One of the major concern of the physicians was the limitation of the basic technical computer skills, as they are essential for the process of record keeping. Furthermore, lack of the continuous training and evaluation of the physician’s skills in handling the electronic system, affects the acceptance of using EMRs, adversely. Since communication skills are an integral part of the consultation, some physicians perceive that the electronic system is a breach of the doctor-patient relationship. Maintaining eye contact with patients was a priority to have more face time and less screen time. Interestingly, a systematic review showed that “quality of care, patient safety, and provider/ patient relations, were not, positively or negatively, affected by systems implementation”.15
Few patients who are critically ill, mentally ill, or with special needs, and extremes of age, may play a role in the low documentation rates.

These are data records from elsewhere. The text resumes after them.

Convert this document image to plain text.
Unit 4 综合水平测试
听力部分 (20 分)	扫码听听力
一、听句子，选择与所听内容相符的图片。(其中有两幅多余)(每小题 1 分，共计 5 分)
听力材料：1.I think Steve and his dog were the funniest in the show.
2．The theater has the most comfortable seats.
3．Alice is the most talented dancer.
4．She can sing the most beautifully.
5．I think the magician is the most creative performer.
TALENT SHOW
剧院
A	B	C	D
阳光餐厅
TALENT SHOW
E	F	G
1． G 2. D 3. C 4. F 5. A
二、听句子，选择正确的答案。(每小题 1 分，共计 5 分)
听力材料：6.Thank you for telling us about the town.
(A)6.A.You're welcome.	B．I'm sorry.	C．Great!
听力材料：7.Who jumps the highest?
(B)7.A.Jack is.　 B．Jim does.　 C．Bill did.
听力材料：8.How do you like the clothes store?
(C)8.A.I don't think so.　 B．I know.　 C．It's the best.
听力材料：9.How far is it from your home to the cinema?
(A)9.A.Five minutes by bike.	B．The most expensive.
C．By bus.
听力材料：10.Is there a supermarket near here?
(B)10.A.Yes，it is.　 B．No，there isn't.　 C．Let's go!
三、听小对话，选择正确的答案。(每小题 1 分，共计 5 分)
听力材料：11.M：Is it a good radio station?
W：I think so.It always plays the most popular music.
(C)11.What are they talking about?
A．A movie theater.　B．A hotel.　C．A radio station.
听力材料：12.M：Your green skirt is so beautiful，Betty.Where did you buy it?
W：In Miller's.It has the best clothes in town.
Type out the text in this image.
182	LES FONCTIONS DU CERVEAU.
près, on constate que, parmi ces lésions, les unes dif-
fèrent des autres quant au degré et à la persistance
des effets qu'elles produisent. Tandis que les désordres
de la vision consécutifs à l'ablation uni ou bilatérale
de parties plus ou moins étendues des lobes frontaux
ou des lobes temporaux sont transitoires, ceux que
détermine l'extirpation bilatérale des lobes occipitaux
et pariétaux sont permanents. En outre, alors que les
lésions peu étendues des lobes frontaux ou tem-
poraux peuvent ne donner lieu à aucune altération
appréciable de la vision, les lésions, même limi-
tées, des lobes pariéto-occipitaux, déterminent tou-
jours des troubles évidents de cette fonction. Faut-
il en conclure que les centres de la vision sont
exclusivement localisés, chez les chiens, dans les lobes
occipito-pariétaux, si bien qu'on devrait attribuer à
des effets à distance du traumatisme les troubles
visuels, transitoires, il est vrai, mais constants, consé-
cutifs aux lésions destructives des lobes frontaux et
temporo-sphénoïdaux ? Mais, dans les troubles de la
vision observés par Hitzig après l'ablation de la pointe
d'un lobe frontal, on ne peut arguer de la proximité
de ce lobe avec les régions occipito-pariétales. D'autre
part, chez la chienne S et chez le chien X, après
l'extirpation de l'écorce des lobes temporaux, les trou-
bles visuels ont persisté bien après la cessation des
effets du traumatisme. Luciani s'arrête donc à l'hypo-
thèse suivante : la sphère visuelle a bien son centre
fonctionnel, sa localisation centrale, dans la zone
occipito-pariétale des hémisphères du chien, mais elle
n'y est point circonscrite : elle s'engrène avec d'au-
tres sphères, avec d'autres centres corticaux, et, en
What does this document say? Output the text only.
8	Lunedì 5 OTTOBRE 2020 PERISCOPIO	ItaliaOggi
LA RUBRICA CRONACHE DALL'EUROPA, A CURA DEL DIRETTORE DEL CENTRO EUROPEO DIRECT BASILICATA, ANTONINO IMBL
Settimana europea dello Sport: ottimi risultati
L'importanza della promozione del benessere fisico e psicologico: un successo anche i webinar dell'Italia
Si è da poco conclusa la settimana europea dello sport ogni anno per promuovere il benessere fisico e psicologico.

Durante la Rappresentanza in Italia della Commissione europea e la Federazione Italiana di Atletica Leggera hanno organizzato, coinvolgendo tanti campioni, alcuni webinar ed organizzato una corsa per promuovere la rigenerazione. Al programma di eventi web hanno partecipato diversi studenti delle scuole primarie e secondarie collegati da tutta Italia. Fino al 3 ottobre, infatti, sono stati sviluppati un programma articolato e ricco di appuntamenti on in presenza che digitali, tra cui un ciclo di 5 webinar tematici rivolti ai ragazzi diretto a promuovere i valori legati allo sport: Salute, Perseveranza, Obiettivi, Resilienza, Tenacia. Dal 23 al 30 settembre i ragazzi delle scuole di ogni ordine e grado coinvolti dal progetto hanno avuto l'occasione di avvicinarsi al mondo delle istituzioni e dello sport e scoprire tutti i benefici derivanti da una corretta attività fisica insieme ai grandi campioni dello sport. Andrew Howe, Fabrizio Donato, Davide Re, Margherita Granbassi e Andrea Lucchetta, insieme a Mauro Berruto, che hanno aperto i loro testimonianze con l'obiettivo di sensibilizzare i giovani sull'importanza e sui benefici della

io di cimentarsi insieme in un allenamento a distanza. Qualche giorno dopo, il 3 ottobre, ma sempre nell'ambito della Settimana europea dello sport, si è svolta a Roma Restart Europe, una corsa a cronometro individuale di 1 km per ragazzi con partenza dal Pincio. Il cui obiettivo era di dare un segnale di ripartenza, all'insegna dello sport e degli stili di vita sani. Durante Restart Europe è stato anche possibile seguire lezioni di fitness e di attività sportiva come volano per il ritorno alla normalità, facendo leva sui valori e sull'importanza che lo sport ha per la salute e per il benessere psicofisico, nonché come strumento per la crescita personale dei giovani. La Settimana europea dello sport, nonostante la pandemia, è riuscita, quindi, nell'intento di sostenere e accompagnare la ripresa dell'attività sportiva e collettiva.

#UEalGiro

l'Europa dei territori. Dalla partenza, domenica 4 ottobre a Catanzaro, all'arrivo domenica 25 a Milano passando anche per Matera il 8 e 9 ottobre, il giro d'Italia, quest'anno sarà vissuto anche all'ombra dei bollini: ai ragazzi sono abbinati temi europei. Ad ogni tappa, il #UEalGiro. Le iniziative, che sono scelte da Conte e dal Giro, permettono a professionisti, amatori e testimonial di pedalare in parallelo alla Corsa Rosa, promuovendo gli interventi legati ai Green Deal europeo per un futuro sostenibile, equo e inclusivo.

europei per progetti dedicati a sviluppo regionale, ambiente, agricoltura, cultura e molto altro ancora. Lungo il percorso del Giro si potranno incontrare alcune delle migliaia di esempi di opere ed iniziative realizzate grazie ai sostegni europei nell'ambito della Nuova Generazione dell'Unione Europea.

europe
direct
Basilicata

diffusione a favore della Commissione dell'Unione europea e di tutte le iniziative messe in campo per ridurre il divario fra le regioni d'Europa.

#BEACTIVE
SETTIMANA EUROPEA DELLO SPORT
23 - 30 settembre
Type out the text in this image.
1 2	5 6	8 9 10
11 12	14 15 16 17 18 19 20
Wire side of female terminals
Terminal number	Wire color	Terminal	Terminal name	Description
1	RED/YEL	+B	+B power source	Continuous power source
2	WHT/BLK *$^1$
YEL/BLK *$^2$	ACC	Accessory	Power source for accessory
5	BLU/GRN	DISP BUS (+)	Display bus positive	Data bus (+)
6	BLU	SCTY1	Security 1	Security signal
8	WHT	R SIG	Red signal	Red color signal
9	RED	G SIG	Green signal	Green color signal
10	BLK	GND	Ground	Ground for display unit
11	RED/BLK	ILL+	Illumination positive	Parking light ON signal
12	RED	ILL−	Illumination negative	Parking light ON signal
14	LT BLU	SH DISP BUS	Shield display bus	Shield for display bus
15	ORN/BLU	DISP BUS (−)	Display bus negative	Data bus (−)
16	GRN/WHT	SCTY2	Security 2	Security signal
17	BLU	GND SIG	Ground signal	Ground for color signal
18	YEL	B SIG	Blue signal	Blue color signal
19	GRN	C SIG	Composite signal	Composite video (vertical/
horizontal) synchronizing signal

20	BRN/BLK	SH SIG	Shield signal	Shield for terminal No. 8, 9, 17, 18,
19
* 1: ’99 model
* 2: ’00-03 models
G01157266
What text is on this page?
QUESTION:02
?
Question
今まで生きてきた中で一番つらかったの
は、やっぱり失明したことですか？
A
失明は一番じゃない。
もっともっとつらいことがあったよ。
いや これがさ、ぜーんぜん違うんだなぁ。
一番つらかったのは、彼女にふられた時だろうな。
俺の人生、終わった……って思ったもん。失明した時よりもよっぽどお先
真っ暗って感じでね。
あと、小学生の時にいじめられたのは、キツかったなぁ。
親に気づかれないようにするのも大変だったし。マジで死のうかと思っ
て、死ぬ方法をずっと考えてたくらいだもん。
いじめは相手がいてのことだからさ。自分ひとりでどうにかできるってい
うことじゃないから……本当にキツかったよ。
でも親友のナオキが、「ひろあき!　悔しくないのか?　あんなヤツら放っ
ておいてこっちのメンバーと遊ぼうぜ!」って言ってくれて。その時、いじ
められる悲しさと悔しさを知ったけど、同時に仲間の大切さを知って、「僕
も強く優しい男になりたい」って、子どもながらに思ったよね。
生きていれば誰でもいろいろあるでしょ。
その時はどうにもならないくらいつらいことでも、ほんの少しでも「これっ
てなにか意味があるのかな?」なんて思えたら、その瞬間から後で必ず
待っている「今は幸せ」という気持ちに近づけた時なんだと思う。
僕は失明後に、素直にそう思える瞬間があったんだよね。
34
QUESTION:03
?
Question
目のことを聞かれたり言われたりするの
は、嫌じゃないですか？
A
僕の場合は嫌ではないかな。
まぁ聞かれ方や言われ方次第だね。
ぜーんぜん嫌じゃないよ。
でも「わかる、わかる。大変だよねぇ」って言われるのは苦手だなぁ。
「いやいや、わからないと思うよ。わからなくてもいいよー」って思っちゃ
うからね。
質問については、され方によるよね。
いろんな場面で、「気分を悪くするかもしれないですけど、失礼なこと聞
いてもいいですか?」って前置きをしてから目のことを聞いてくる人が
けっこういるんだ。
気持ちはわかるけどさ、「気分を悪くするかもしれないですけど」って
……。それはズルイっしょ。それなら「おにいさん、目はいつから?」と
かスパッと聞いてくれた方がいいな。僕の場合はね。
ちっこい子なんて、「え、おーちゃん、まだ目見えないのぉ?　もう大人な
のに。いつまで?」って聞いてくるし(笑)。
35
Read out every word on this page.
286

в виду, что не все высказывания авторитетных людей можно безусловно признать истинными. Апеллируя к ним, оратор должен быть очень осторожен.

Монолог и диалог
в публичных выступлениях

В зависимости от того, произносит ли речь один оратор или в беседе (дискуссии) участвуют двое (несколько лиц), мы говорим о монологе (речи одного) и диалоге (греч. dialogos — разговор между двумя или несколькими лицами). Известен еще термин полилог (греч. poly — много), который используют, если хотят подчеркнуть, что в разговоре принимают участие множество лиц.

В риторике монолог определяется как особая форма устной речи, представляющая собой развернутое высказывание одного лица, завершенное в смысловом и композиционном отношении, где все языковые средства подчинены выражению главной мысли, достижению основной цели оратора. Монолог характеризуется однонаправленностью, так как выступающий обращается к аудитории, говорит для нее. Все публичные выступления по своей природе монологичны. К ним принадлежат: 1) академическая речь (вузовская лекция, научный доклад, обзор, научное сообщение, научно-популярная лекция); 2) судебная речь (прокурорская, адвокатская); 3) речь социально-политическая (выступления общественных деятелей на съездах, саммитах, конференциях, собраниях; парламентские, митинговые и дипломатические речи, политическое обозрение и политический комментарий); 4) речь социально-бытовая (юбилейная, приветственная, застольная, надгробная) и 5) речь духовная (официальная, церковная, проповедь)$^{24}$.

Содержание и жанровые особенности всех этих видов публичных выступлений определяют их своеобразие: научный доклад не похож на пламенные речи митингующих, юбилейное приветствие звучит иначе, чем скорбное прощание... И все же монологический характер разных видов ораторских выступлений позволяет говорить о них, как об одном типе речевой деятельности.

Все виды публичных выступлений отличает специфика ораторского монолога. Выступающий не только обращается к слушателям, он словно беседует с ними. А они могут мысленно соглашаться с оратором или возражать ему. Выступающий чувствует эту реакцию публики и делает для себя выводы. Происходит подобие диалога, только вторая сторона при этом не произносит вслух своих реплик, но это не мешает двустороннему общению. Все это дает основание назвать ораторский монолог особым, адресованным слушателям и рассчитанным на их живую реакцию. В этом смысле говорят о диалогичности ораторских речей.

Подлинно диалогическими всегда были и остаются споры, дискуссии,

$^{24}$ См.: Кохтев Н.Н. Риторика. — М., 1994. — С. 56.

Considering the importance of documentation in clinical practice, a set of recommendations are suggested in relation to the doctors and the EMR system. Continuous doctor’s training, evaluation, and a sustained auditing process is imperative to be maintained. Improvements to the EMR system are necessary to be put into effect, to increase the documentation rate (Table 3).
Few limitations were encountered during the data collection, such as limited number of computers, slow EMRs software (I-SEHA), frequent technical glitches, and interruptions. Also, this audit was conducted in one health center, and in morning shifts. Further audits are warranted to compare the outcome among different shifts and in multiple health center with larger sample size. Moreover, we studied the documentation rate of EMR, regardless of whether the case encountered by the physicians needed documentation, physical examination or lab investigations or not, which may affect the results of the Objective part. To the best of our knowledge, there are no similar studies in our region, to validate our results against.
All authors have conducted the audit, written the article, reviewed it, performed the literature review and approved the final manuscript.
Authors have no conflict of interest to declare.
We would like to thank Dr. Naeema Budhaish for her contributions.